I found myself recently telling my kids something my parents told me over and over. "The older you get, the faster time seems to go by - don't wish your life away."
I remember a specific night when I was about Leah Kate's age ( 9 or 10). It was a couple of weeks before Christmas and as most kids are, I was anxious for Christmas to arrive. I was telling my dad how I wished that night was Christmas eve - I just couldn't wait any longer! He delivered the line above that has stuck with me all these years. Now that I'm the mom, (of a teenager for goodness sake) I'm passing on this "wisdom" to my kids!

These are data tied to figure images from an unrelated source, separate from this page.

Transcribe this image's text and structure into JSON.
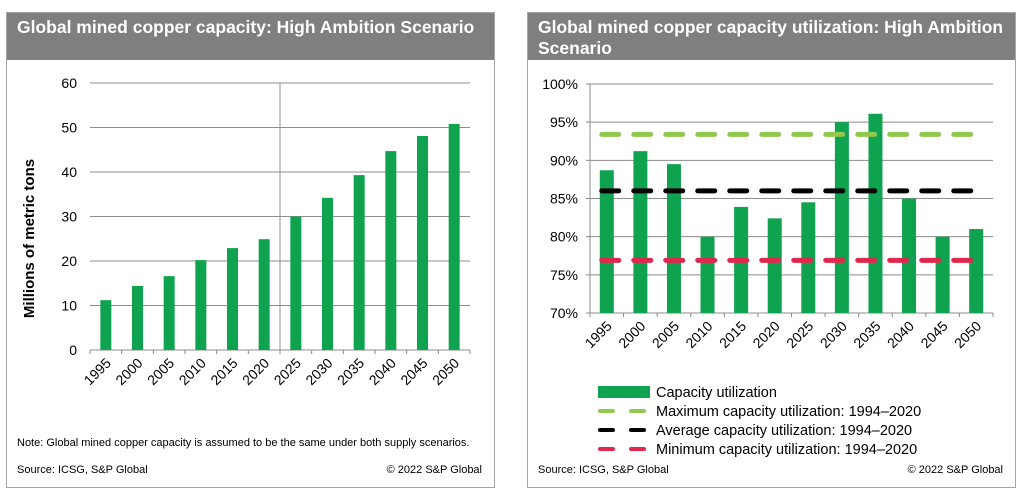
{
  "colors": {
    "bar": "#0fa34f",
    "max_line": "#92c84e",
    "avg_line": "#000000",
    "min_line": "#e0274d",
    "title_bg": "#7f7f7f",
    "grid": "#8c8c8c"
  },
  "left": {
    "title": "Global mined copper capacity: High Ambition Scenario",
    "note": "Note: Global mined copper capacity is assumed to be the same under both supply scenarios.",
    "source": "Source: ICSG, S&P Global",
    "copyright": "© 2022 S&P Global"
  },
  "right": {
    "title": "Global mined copper capacity utilization: High Ambition Scenario",
    "source": "Source: ICSG, S&P Global",
    "copyright": "© 2022 S&P Global"
  },
  "chart_data": [
    {
      "type": "bar",
      "title": "Global mined copper capacity: High Ambition Scenario",
      "xlabel": "",
      "ylabel": "Millions of metric tons",
      "categories": [
        "1995",
        "2000",
        "2005",
        "2010",
        "2015",
        "2020",
        "2025",
        "2030",
        "2035",
        "2040",
        "2045",
        "2050"
      ],
      "values": [
        11.2,
        14.4,
        16.6,
        20.2,
        22.9,
        24.9,
        30.0,
        34.2,
        39.3,
        44.7,
        48.1,
        50.8
      ],
      "ylim": [
        0,
        60
      ],
      "yticks": [
        0,
        10,
        20,
        30,
        40,
        50,
        60
      ],
      "ytick_labels": [
        "0",
        "10",
        "20",
        "30",
        "40",
        "50",
        "60"
      ],
      "grid": true,
      "divider_after": "2020"
    },
    {
      "type": "bar",
      "title": "Global mined copper capacity utilization: High Ambition Scenario",
      "xlabel": "",
      "ylabel": "",
      "categories": [
        "1995",
        "2000",
        "2005",
        "2010",
        "2015",
        "2020",
        "2025",
        "2030",
        "2035",
        "2040",
        "2045",
        "2050"
      ],
      "series": [
        {
          "name": "Capacity utilization",
          "kind": "bar",
          "values": [
            88.7,
            91.2,
            89.5,
            80.0,
            83.9,
            82.4,
            84.5,
            95.0,
            96.1,
            85.0,
            80.0,
            81.0
          ]
        },
        {
          "name": "Maximum capacity utilization: 1994–2020",
          "kind": "dashed-line",
          "value": 93.4
        },
        {
          "name": "Average capacity utilization: 1994–2020",
          "kind": "dashed-line",
          "value": 86.0
        },
        {
          "name": "Minimum capacity utilization: 1994–2020",
          "kind": "dashed-line",
          "value": 76.9
        }
      ],
      "ylim": [
        70,
        100
      ],
      "yticks": [
        70,
        75,
        80,
        85,
        90,
        95,
        100
      ],
      "ytick_labels": [
        "70%",
        "75%",
        "80%",
        "85%",
        "90%",
        "95%",
        "100%"
      ],
      "grid": true,
      "legend_position": "bottom"
    }
  ]
}
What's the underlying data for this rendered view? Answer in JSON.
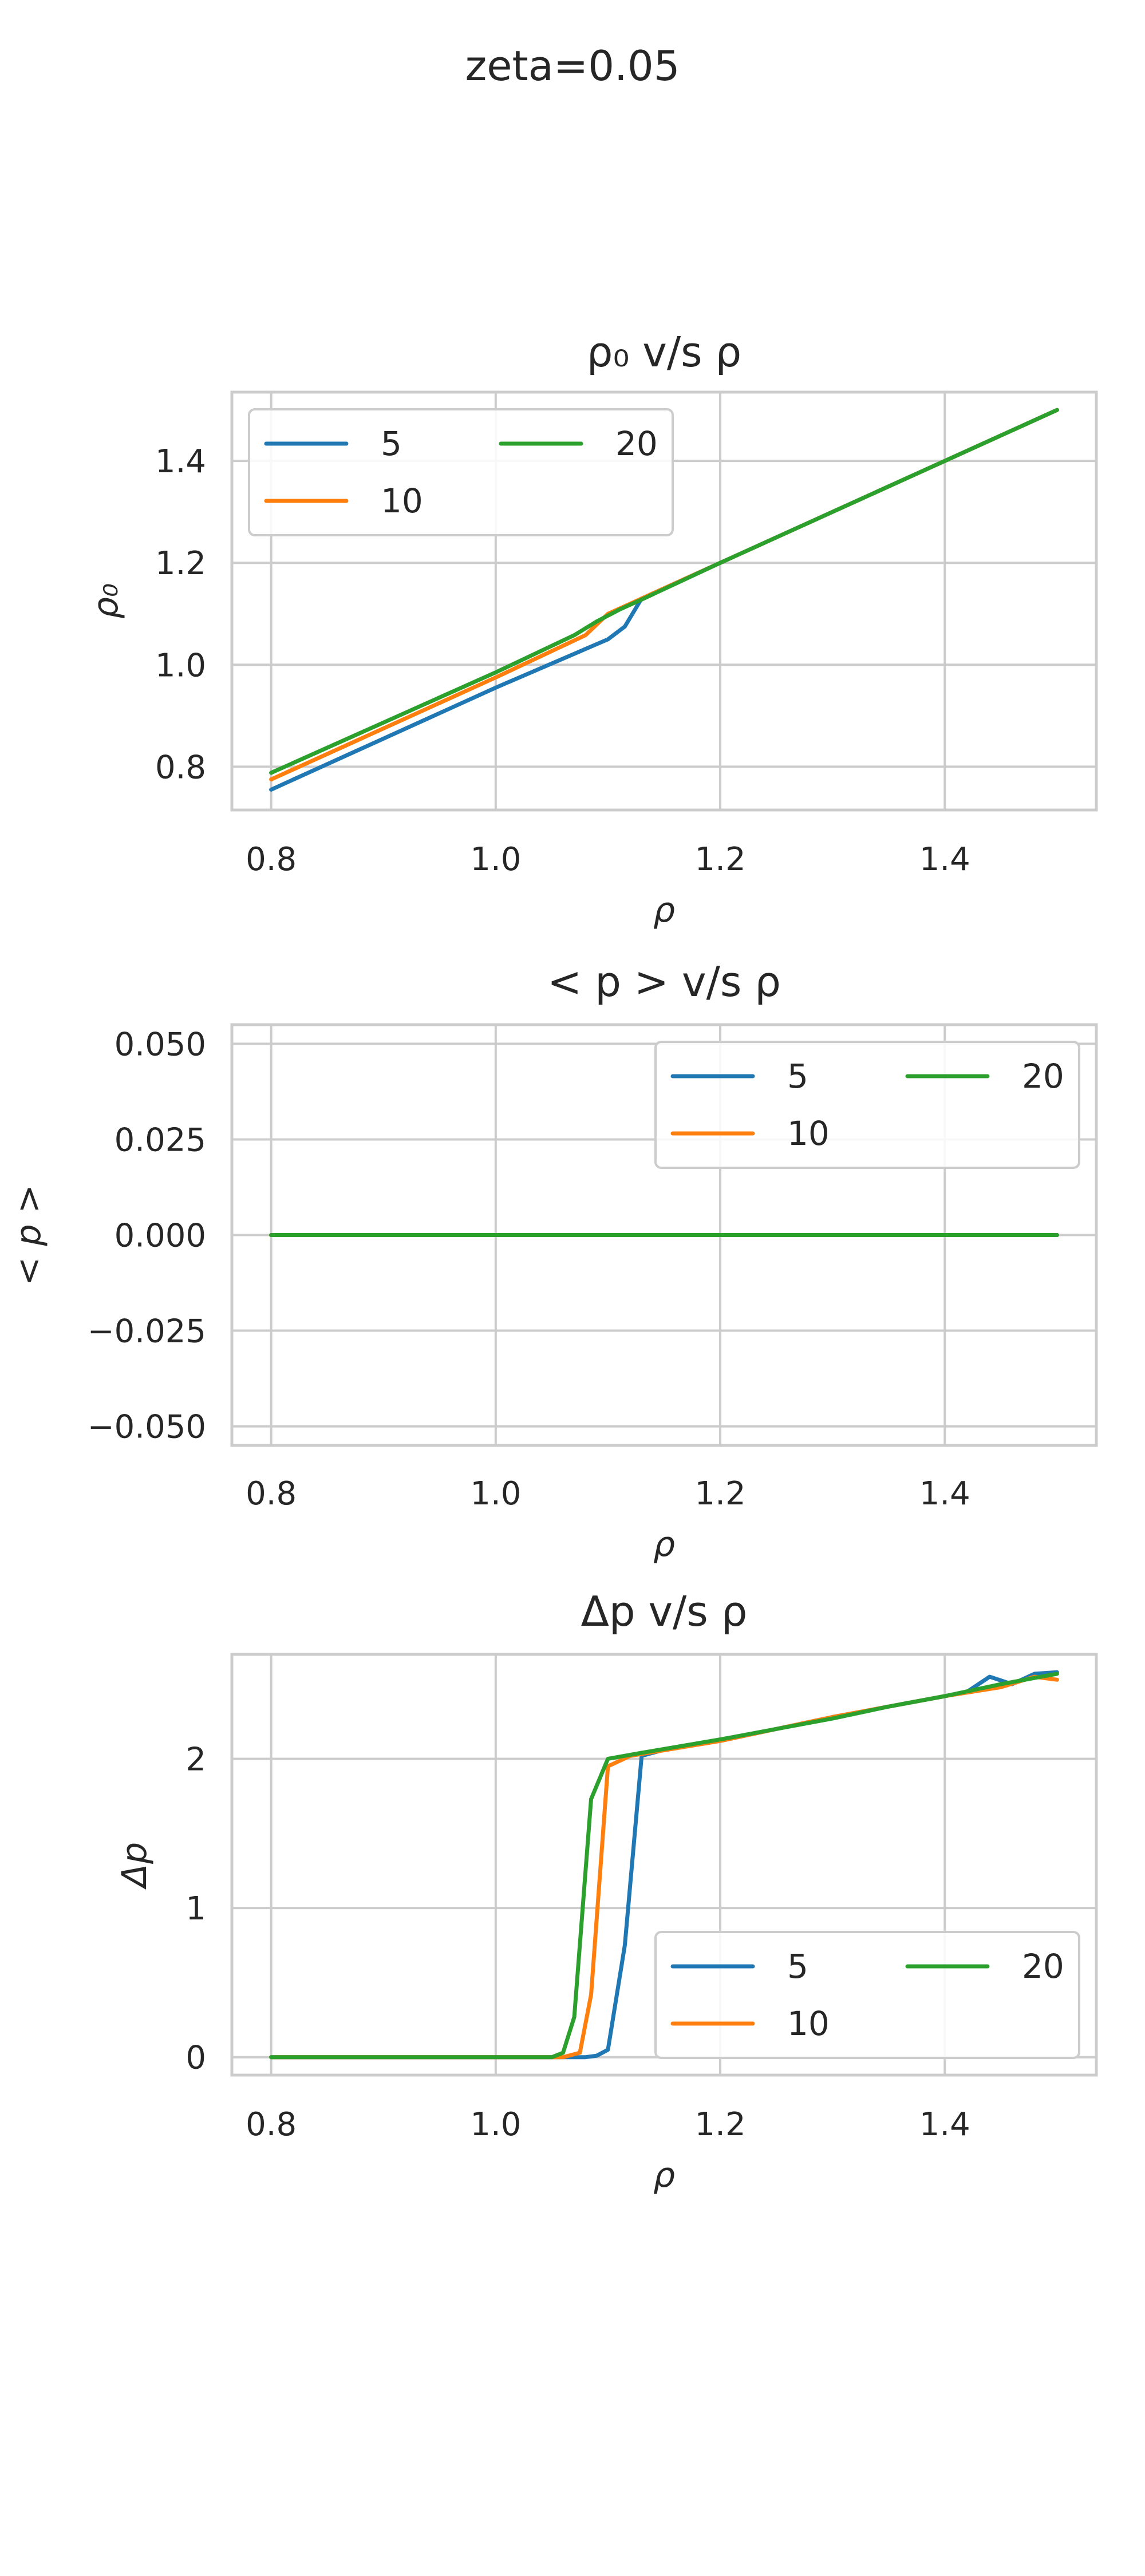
{
  "suptitle": "zeta=0.05",
  "chart_data": [
    {
      "type": "line",
      "title": "ρ₀ v/s ρ",
      "xlabel": "ρ",
      "ylabel": "ρ₀",
      "xlim": [
        0.765,
        1.535
      ],
      "ylim": [
        0.715,
        1.535
      ],
      "xticks": [
        0.8,
        1.0,
        1.2,
        1.4
      ],
      "xtick_labels": [
        "0.8",
        "1.0",
        "1.2",
        "1.4"
      ],
      "yticks": [
        0.8,
        1.0,
        1.2,
        1.4
      ],
      "ytick_labels": [
        "0.8",
        "1.0",
        "1.2",
        "1.4"
      ],
      "grid": true,
      "legend_position": "upper-left",
      "legend_columns": 2,
      "series": [
        {
          "name": "5",
          "color": "#1f77b4",
          "x": [
            0.8,
            1.0,
            1.1,
            1.115,
            1.13,
            1.2,
            1.3,
            1.4,
            1.45,
            1.5
          ],
          "y": [
            0.755,
            0.955,
            1.05,
            1.075,
            1.13,
            1.2,
            1.3,
            1.4,
            1.45,
            1.5
          ]
        },
        {
          "name": "10",
          "color": "#ff7f0e",
          "x": [
            0.8,
            1.0,
            1.08,
            1.1,
            1.13,
            1.2,
            1.3,
            1.4,
            1.5
          ],
          "y": [
            0.775,
            0.975,
            1.058,
            1.1,
            1.13,
            1.2,
            1.3,
            1.4,
            1.5
          ]
        },
        {
          "name": "20",
          "color": "#2ca02c",
          "x": [
            0.8,
            1.0,
            1.07,
            1.09,
            1.11,
            1.13,
            1.2,
            1.3,
            1.4,
            1.5
          ],
          "y": [
            0.788,
            0.985,
            1.058,
            1.085,
            1.108,
            1.128,
            1.2,
            1.3,
            1.4,
            1.5
          ]
        }
      ]
    },
    {
      "type": "line",
      "title": "< p >  v/s ρ",
      "xlabel": "ρ",
      "ylabel": "< p >",
      "xlim": [
        0.765,
        1.535
      ],
      "ylim": [
        -0.055,
        0.055
      ],
      "xticks": [
        0.8,
        1.0,
        1.2,
        1.4
      ],
      "xtick_labels": [
        "0.8",
        "1.0",
        "1.2",
        "1.4"
      ],
      "yticks": [
        0.05,
        0.025,
        0.0,
        -0.025,
        -0.05
      ],
      "ytick_labels": [
        "0.050",
        "0.025",
        "0.000",
        "−0.025",
        "−0.050"
      ],
      "grid": true,
      "legend_position": "upper-right",
      "legend_columns": 2,
      "series": [
        {
          "name": "5",
          "color": "#1f77b4",
          "x": [
            0.8,
            1.5
          ],
          "y": [
            0.0,
            0.0
          ]
        },
        {
          "name": "10",
          "color": "#ff7f0e",
          "x": [
            0.8,
            1.5
          ],
          "y": [
            0.0,
            0.0
          ]
        },
        {
          "name": "20",
          "color": "#2ca02c",
          "x": [
            0.8,
            1.5
          ],
          "y": [
            0.0,
            0.0
          ]
        }
      ]
    },
    {
      "type": "line",
      "title": "Δp v/s ρ",
      "xlabel": "ρ",
      "ylabel": "Δp",
      "xlim": [
        0.765,
        1.535
      ],
      "ylim": [
        -0.12,
        2.7
      ],
      "xticks": [
        0.8,
        1.0,
        1.2,
        1.4
      ],
      "xtick_labels": [
        "0.8",
        "1.0",
        "1.2",
        "1.4"
      ],
      "yticks": [
        0,
        1,
        2
      ],
      "ytick_labels": [
        "0",
        "1",
        "2"
      ],
      "grid": true,
      "legend_position": "lower-right",
      "legend_columns": 2,
      "series": [
        {
          "name": "5",
          "color": "#1f77b4",
          "x": [
            0.8,
            1.08,
            1.09,
            1.1,
            1.115,
            1.13,
            1.15,
            1.2,
            1.25,
            1.3,
            1.35,
            1.4,
            1.42,
            1.44,
            1.46,
            1.48,
            1.5
          ],
          "y": [
            0.0,
            0.0,
            0.01,
            0.05,
            0.75,
            2.02,
            2.06,
            2.12,
            2.2,
            2.28,
            2.35,
            2.42,
            2.45,
            2.55,
            2.5,
            2.57,
            2.58
          ]
        },
        {
          "name": "10",
          "color": "#ff7f0e",
          "x": [
            0.8,
            1.06,
            1.075,
            1.085,
            1.1,
            1.12,
            1.2,
            1.25,
            1.3,
            1.35,
            1.4,
            1.45,
            1.48,
            1.5
          ],
          "y": [
            0.0,
            0.0,
            0.03,
            0.42,
            1.95,
            2.02,
            2.12,
            2.2,
            2.28,
            2.35,
            2.42,
            2.48,
            2.55,
            2.53
          ]
        },
        {
          "name": "20",
          "color": "#2ca02c",
          "x": [
            0.8,
            1.05,
            1.06,
            1.07,
            1.085,
            1.1,
            1.13,
            1.2,
            1.25,
            1.3,
            1.35,
            1.4,
            1.45,
            1.5
          ],
          "y": [
            0.0,
            0.0,
            0.03,
            0.27,
            1.73,
            2.0,
            2.04,
            2.13,
            2.2,
            2.27,
            2.35,
            2.42,
            2.5,
            2.57
          ]
        }
      ]
    }
  ]
}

All of that to say, I can't believe another summer is slipping away! I really try to grab the moment that is right in front of me and hold on to it for all it's worth. Pictures and momentos don't do those moments justice. Planning too much for what's ahead and wishing for what has past causes me to miss the precious moment that is right in front of me.
The end of summmer is always a tiny bit sad. It's the end of the carefree and back to the schedule. Yep, back to routine and order. Honestly, I guess I need the structure that back to school time brings. I'm not a "schedule" person so I am forced - by the fact that my kids need an education - to get my act together this time of year!
Another summer . . . soon to be another fall and so on. There's nothing like the blessing of living in this very moment. No yesterday, no tomorrow - just beautiful, wonderful, now.